まぁ、実際は大きく手を広げているだけで、驚いて身をかがめている桜庭っちはひどくマヌケだ、実際僕達男子大笑い。
「未来、大丈夫〜?」
「そんなにお腹すいてるのなら、弁当持ってくればいいじゃない」
「コイツにそんな暇があるように見えたか?」
「朝っぱらから机でごそごそ何かいじってたじゃん」
周りの奴らがざわざわと会話に加わってくる。
とりあえず、背が高い割に行動が小動物じみてる心優しい桜庭未来図書委員長に、優しく手を伸ばす。
もちろん、起こすために手を差し伸べるだけだが。
「…え?」
「大丈夫、優しくするから…さぁ」
「へぇっ!?」
「この痴漢!!」
バキィッ!!
油断していたら、近松のケリがぶっ飛んできた。
いや、なんとなく予想はついたけど、俺は期待を裏切れないのだ。
だって、『痴漢』の『漢』はオトコと読むから!
俺は吹っ飛んだふりして沼田のウィンナーをパクリと食べると…。
「のわ!ドサクサにまぎれて何してんだテメェ!」
「拙者忍びの者でござる、ニンニン」
「意味わかんねぇ!」
グイッ!
突然動きを止められた。
「アンタねぇ〜…いつもいつも周りに迷惑ばかりかけて、こっちに来なさいっ!」
近寄ってきた近松に首根っこを捉えられて、自分の席までひきずられる。
なすがまま、俺が居なくなった前方の席一帯は爆笑するもの、呆れるもの、微笑むもの様々。

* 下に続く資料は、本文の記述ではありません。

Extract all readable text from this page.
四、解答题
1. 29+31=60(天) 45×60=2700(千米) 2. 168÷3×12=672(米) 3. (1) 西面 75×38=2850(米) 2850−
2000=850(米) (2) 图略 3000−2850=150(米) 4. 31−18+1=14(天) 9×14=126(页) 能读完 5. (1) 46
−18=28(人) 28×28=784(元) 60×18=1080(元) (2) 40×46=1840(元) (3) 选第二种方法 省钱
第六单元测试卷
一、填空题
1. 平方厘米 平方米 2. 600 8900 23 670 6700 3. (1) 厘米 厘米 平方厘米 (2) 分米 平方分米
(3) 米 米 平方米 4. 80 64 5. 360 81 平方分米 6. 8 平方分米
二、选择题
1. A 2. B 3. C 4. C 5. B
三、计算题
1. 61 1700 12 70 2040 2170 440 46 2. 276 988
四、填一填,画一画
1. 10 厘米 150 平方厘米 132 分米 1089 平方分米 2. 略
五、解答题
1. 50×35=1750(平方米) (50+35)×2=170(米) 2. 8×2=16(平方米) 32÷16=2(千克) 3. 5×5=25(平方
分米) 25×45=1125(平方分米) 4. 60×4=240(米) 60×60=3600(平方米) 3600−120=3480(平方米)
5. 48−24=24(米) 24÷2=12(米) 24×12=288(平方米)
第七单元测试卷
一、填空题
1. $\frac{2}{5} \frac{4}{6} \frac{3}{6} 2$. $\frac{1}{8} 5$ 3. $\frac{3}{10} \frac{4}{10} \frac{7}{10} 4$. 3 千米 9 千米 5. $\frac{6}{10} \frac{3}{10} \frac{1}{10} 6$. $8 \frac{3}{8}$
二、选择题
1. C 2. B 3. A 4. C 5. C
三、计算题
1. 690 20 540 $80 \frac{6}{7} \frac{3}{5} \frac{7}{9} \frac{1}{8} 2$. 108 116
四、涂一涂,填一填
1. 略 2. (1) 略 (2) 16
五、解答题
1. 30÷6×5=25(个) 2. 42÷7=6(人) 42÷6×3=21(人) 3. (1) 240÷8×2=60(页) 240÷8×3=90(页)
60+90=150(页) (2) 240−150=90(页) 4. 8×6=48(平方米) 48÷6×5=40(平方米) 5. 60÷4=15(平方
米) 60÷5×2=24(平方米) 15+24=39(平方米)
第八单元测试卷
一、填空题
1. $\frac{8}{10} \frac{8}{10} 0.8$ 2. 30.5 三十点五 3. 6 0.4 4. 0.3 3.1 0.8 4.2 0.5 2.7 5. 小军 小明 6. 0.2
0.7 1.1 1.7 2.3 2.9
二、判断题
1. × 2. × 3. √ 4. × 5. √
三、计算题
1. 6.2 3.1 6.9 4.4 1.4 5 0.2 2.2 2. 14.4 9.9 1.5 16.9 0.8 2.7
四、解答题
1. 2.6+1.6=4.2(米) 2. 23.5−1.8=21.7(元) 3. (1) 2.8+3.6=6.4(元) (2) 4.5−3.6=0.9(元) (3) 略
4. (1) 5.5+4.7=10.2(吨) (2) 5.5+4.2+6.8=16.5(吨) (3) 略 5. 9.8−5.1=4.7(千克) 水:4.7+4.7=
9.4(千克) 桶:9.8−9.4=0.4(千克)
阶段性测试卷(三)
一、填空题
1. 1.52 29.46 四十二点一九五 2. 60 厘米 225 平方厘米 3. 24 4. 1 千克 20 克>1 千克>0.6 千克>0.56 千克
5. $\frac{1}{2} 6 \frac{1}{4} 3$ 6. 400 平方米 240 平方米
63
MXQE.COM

不思議な事に、蔑むような視線は無かった、それがこのクラスのいいところなのだ…がっ!
ゴインッ!
「テメェ近松!もうちょっと優しく扱え!頭が机に足にゴインと言う音を当てて当たったじゃないですか!」
「ごめんごめん、見えなかった」
「どんな言い訳だ!」
「そんなことより、ほら」
ドン、と。
男らしく、目の前に何かが置かれた。
いわゆる、壮健美茶とクリームパン×2である。
「…人の話を聞きなさい。アンタが寝てる間、私がわざわざ買ってきてあげたんだから」
「わー!うめー!超うめーよこれ!クリーム最高!エリック・クラプトン最高!」
「人の話聞きなさいってば!」
…とまぁ、騒がしいような俺の日常。
別に、俺だって騒がしくしようと思ってしてるんじゃない。
ノーマルなのだ、これで。
この教室の、この空間はすごくすごしやすい、いるもの全てが素の自分でいられる。
そりゃあ仲にはノリが合わない奴や、仲があまり良くない奴もいるけれど。
それなり俺達は楽しくやってます、楽しく。
それが、急に変わるとは俺も思ってなかったんだがなぁ。